Un ingeniero de Chekhov ha patentado un nuevo modelo de cartucho traumático, diseñado para un impacto no letal a distancia y adaptado para su uso con plataformas no tripuladas. En su desarrollo, eliminó el principal problema de disparar desde soportes ligeros: el retroceso incontrolado.

La novedad de la solución radica en la disposición bidireccional de la munición. En el centro del casquillo se encuentra una carga de baja potencia, y a ambos lados de ella se ubican simétricamente un elemento de impacto en forma de bala de goma y un contrapeso compensador. Sus masas están estrictamente equilibradas, lo que permite generar impulsos opuestos simultáneamente al disparar.

En el momento de la activación de la carga, los gases aceleran ambos elementos en direcciones opuestas. La bala de goma proporciona un impacto traumático, pero no penetrante, diseñado para incapacitar temporalmente el objetivo. El contrapeso, hecho de un material neutro, no tiene una función de impacto y sirve exclusivamente para equilibrar el sistema.

El efecto clave del diseño es la compensación casi completa del retroceso.
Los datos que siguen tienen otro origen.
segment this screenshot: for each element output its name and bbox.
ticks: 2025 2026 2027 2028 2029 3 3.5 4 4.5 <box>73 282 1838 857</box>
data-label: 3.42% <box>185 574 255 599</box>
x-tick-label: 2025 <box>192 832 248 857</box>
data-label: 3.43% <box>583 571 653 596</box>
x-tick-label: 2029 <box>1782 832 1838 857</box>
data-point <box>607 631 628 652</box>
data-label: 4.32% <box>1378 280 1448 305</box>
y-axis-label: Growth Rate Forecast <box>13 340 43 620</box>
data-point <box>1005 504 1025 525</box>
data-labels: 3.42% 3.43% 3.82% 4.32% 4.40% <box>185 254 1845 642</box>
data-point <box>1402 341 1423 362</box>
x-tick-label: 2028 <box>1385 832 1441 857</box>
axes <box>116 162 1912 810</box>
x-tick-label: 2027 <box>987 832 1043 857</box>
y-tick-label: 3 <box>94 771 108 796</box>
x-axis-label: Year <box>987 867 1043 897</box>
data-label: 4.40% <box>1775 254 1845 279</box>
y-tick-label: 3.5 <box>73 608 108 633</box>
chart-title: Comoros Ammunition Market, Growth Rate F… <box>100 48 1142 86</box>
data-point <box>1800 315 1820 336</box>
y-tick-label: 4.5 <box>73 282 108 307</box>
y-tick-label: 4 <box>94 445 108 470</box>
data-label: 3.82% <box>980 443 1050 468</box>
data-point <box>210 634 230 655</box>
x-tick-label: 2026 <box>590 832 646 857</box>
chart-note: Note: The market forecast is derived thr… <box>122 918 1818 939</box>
Esto permite usar el cartucho en soportes inestables, incluidos vehículos aéreos no tripulados, sin una desviación significativa de la línea de puntería, incluso en una serie de disparos.

El desarrollo está orientado a una amplia gama de tareas: desde la protección de perímetros y la respuesta a infracciones hasta la disuasión de animales salvajes cerca de áreas pobladas. Se destaca especialmente la posibilidad de aplicación en condiciones de grandes aglomeraciones de personas, donde se requiere minimizar el riesgo de consecuencias graves.